Software Engineering Mix (SE-MIX) provided a forum for our colleagues from academia to interact directly with Microsoft engineers. The program featured talks from academics: highlights of published research that is highly relevant for Microsoft and blue sky talks summarizing emerging research areas. In addition, practitioners gave presentations about theoretical and pragmatic engineering challenges they face, soliciting help from academia. A coffee round table setting was used to facilitate discussions. This session built on the success of SEIF Days, which provided a discussion forum about the future of software engineering.

The topic of this year’s SE-MIX was the large-scale data analysis of software repositories (like GitHub for example). Many teams are using GitHub for their OSS projects and would like to have a richer understanding and insight into that activity. While some projects like GHTorrent and GitHub Archive exist, and some insights are available for analyzing a single project, everyone touching this topic sees an enormous potential in the data. The SE-MIX was intended to jumpstart connections between academia and Microsoft on the vast opportunities in leveraging GitHub data and data from other software repositories to develop software more efficiently.


Speakers talked about open source and data analysis of large-scale software repositories like GitHub. The SE-MIX featured Open Source Live, a showcase of open source projects related to Microsoft.

8:30-10:30  First Session

  • Welcome (10 minutes)
  • Judith Bishop, Microsoft. Industrial Research and Open Source – Reasons and Results (20 minutes) slides
  • Jeff McAffer, Microsoft. GitHub Insight: Understanding Open Source (20 minutes)
  • Mei Nagappan, Rochester Institute of Technology. Curating GitHub for Engineered Software Projects (20 minutes) slides
  • Speed Dating between academics and Microsoft engineers (50 minutes)

10:30-10:50  Break

10:50-12:00  Second Session

  • Vladimir Filkov, University of California, Davis. How to analyze GitHub traces to ask important questions and get actionable answers? (20 minutes)
  • Cristina Manu & Daniel Quirk, Microsoft.
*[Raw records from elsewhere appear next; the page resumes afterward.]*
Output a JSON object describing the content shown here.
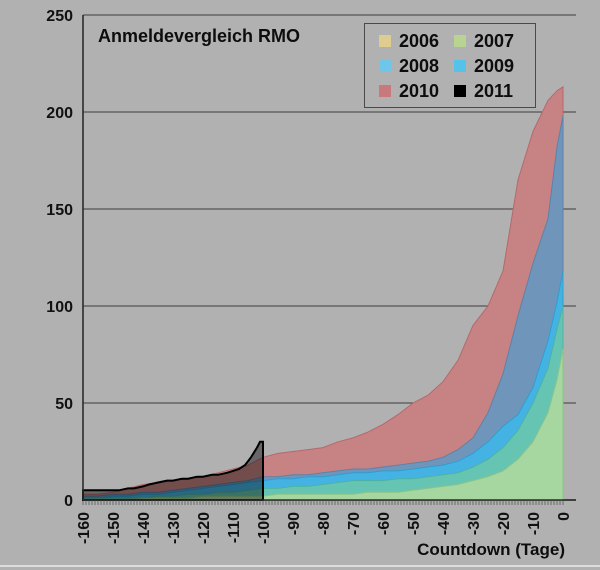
{
  "window": {
    "background_color": "#b1b1b1",
    "bottom_strip_color": "#dcdcdc"
  },
  "chart_data": {
    "type": "area",
    "title": "Anmeldevergleich RMO",
    "xlabel": "Countdown (Tage)",
    "ylabel": "",
    "x_range": [
      -160,
      0
    ],
    "y_range": [
      0,
      250
    ],
    "grid": "horizontal",
    "gridline_color": "#3d3d3d",
    "axis_color": "#2b2b2b",
    "legend_position": "top-right",
    "y_ticks": [
      0,
      50,
      100,
      150,
      200,
      250
    ],
    "x_ticks": [
      -160,
      -150,
      -140,
      -130,
      -120,
      -110,
      -100,
      -90,
      -80,
      -70,
      -60,
      -50,
      -40,
      -30,
      -20,
      -10,
      0
    ],
    "minor_tick_every_days": 1,
    "days": [
      -160,
      -155,
      -150,
      -145,
      -140,
      -135,
      -130,
      -125,
      -120,
      -115,
      -110,
      -105,
      -100,
      -95,
      -90,
      -85,
      -80,
      -75,
      -70,
      -65,
      -60,
      -55,
      -50,
      -45,
      -40,
      -35,
      -30,
      -25,
      -20,
      -15,
      -10,
      -5,
      -2,
      0
    ],
    "draw_order": [
      "2010",
      "2009",
      "2008",
      "2007",
      "2006",
      "2011"
    ],
    "series": [
      {
        "name": "2006",
        "legend_color": "#dfcc8f",
        "band_color": "#a6d7a0",
        "edge_color": "#8cc487",
        "values": [
          0,
          0,
          0,
          0,
          1,
          1,
          1,
          1,
          2,
          2,
          2,
          2,
          2,
          3,
          3,
          3,
          3,
          3,
          3,
          4,
          4,
          4,
          5,
          6,
          7,
          8,
          10,
          12,
          15,
          21,
          30,
          45,
          62,
          78
        ]
      },
      {
        "name": "2007",
        "legend_color": "#b9d492",
        "band_color": "#66c5b2",
        "edge_color": "#4db3a0",
        "values": [
          1,
          1,
          1,
          1,
          1,
          2,
          2,
          3,
          3,
          4,
          4,
          5,
          6,
          6,
          7,
          7,
          8,
          9,
          10,
          10,
          10,
          11,
          11,
          12,
          13,
          14,
          17,
          21,
          27,
          36,
          50,
          68,
          88,
          100
        ]
      },
      {
        "name": "2008",
        "legend_color": "#70c6e8",
        "band_color": "#44b3e4",
        "edge_color": "#2d9fd0",
        "values": [
          1,
          1,
          2,
          2,
          3,
          3,
          4,
          5,
          6,
          7,
          8,
          9,
          10,
          11,
          11,
          12,
          12,
          13,
          14,
          14,
          15,
          15,
          16,
          17,
          18,
          20,
          24,
          30,
          38,
          44,
          58,
          82,
          102,
          118
        ]
      },
      {
        "name": "2009",
        "legend_color": "#55c2ea",
        "band_color": "#7095ba",
        "edge_color": "#5b82a8",
        "values": [
          2,
          2,
          3,
          3,
          4,
          4,
          5,
          6,
          7,
          8,
          9,
          10,
          12,
          12,
          13,
          13,
          14,
          15,
          16,
          16,
          17,
          18,
          19,
          20,
          22,
          26,
          32,
          45,
          65,
          95,
          122,
          145,
          182,
          198
        ]
      },
      {
        "name": "2010",
        "legend_color": "#c8797b",
        "band_color": "#c78384",
        "edge_color": "#b4696c",
        "values": [
          3,
          3,
          4,
          6,
          8,
          9,
          10,
          11,
          12,
          14,
          16,
          18,
          22,
          24,
          25,
          26,
          27,
          30,
          32,
          35,
          39,
          44,
          50,
          54,
          61,
          72,
          90,
          100,
          118,
          165,
          190,
          206,
          211,
          213
        ]
      },
      {
        "name": "2011",
        "legend_color": "#000000",
        "band_color": "rgba(0,0,0,0.42)",
        "edge_color": "#000000",
        "edge_width": 2,
        "ends_at": -100,
        "days": [
          -160,
          -155,
          -150,
          -148,
          -145,
          -143,
          -140,
          -138,
          -135,
          -132,
          -130,
          -127,
          -125,
          -122,
          -120,
          -117,
          -115,
          -112,
          -110,
          -108,
          -106,
          -104,
          -102,
          -101,
          -100
        ],
        "values": [
          5,
          5,
          5,
          5,
          6,
          6,
          7,
          8,
          9,
          10,
          10,
          11,
          11,
          12,
          12,
          13,
          13,
          14,
          15,
          16,
          18,
          22,
          27,
          30,
          30
        ]
      }
    ]
  }
}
Spot – A distributed system for source code analysis (20 minutes)
  • Laura Dabbish, Carnegie Mellon University. The social life of software repositories: What large scale software analysis can learn from small scale qualitative research (20 minutes)
  • Preparation for Group Brain Storming (10 minutes)

12:00-13:20  Lunch break / Group picture

13:20-15:30  Third Session

  • Group Brain Storming (65-80 minutes)
  • Wrap-up (5 minutes) followed by
  • Open Source Live! Showcase (45-60 minutes)